Evidently on holiday with one of his brothers, Bellow has just turned seventeen when he writes this, his earliest surviving letter. Nathan Goldstein would shortly marry Yetta. Following their divorce in the 1940s, Yetta would marry Max Shachtman. Pearl’s identity is untraced.
1937
 
To James T. Farrell
[n. d.] [Chicago]
Dear Mr. Farrell:
It may surprise you that the associate editor of the
Beacon
should be politically of a mind with you, but that is the case. I have asked Al Glotzer several times to write to you for me. I’m tired of asking him; I am quite sure he hasn’t written. And perhaps it would be a shame if he dissipated his Machiavellian genius in trivial correspondence.

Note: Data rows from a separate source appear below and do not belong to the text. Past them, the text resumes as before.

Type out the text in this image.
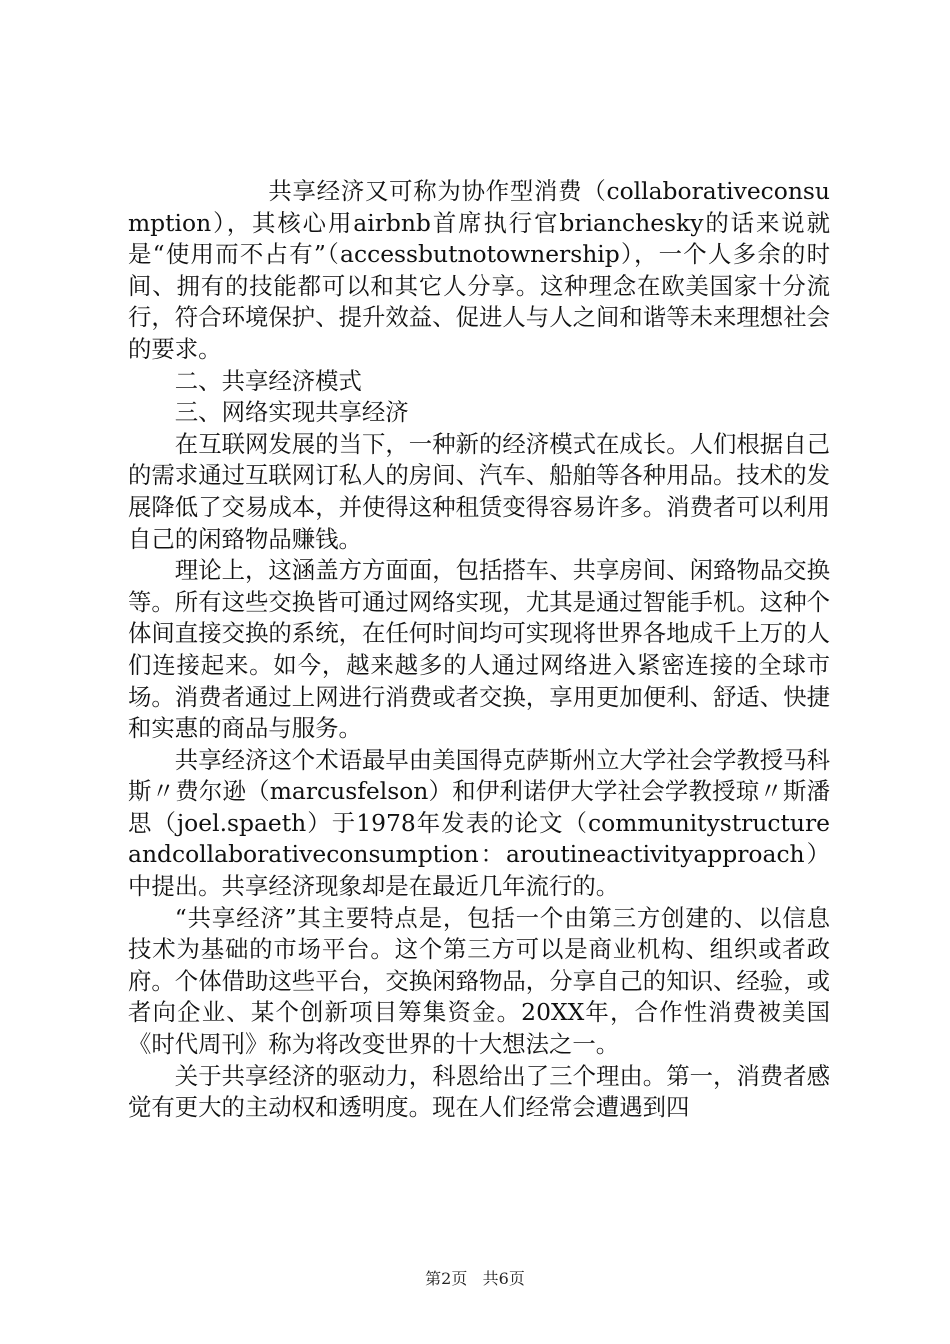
共享经济又可称为协作型消费（collaborativeconsumption），其核心用airbnb首席执行官brianchesky的话来说就是“使用而不占有”（accessbutnotownership），一个人多余的时间、拥有的技能都可以和其它人分享。这种理念在欧美国家十分流行，符合环境保护、提升效益、促进人与人之间和谐等未来理想社会的要求。

二、共享经济模式

三、网络实现共享经济

在互联网发展的当下，一种新的经济模式在成长。人们根据自己的需求通过互联网订私人的房间、汽车、船舶等各种用品。技术的发展降低了交易成本，并使得这种租赁变得容易许多。消费者可以利用自己的闲臵物品赚钱。

理论上，这涵盖方方面面，包括搭车、共享房间、闲臵物品交换等。所有这些交换皆可通过网络实现，尤其是通过智能手机。这种个体间直接交换的系统，在任何时间均可实现将世界各地成千上万的人们连接起来。如今，越来越多的人通过网络进入紧密连接的全球市场。消费者通过上网进行消费或者交换，享用更加便利、舒适、快捷和实惠的商品与服务。

共享经济这个术语最早由美国得克萨斯州立大学社会学教授马科斯〃费尔逊（marcusfelson）和伊利诺伊大学社会学教授琼〃斯潘思（joel.spaeth）于1978年发表的论文（communitystructureandcollaborativeconsumption：aroutineactivityapproach）中提出。共享经济现象却是在最近几年流行的。

“共享经济”其主要特点是，包括一个由第三方创建的、以信息技术为基础的市场平台。这个第三方可以是商业机构、组织或者政府。个体借助这些平台，交换闲臵物品，分享自己的知识、经验，或者向企业、某个创新项目筹集资金。20XX年，合作性消费被美国《时代周刊》称为将改变世界的十大想法之一。

关于共享经济的驱动力，科恩给出了三个理由。第一，消费者感觉有更大的主动权和透明度。现在人们经常会遭遇到四

第2页 共6页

If you will tell me why you have taken up with the magazine, and what you have gathered of [Sydney] Harris from his letters, and what your opinion is of the role of the magazine, and whether you think it can be useful, I for my part will undertake a long narrative of the whole venture and try to explain my position on it. I will try to give you an inkling of it now: Editorially I can’t push the magazine to the left because Harris is a shrewd, opportunistic bastard who won’t permit it. However, if we load the magazine with Bolshevik writers of national reputation, we can have Harris hanging on a ledge before long.
Already the Stalinites have excommunicated him and pronounced the magazine anathema. Jack Martin, local educational director of the C.P., wrote Harris a letter calling him a fascist record, agent of the Gestapo and a few other unoriginal things. It is peculiar how the Stalinites have lost central discipline by spreading themselves through liberal groups. They are scattered so widely that Martin’s dicta have not yet come to the ears of the ranks, and every day little fresh-faced YCL boy scouts come to ask space for the American Youth Congress or United Christian Youth meetings, space which Harris freely, even prodigally, gives.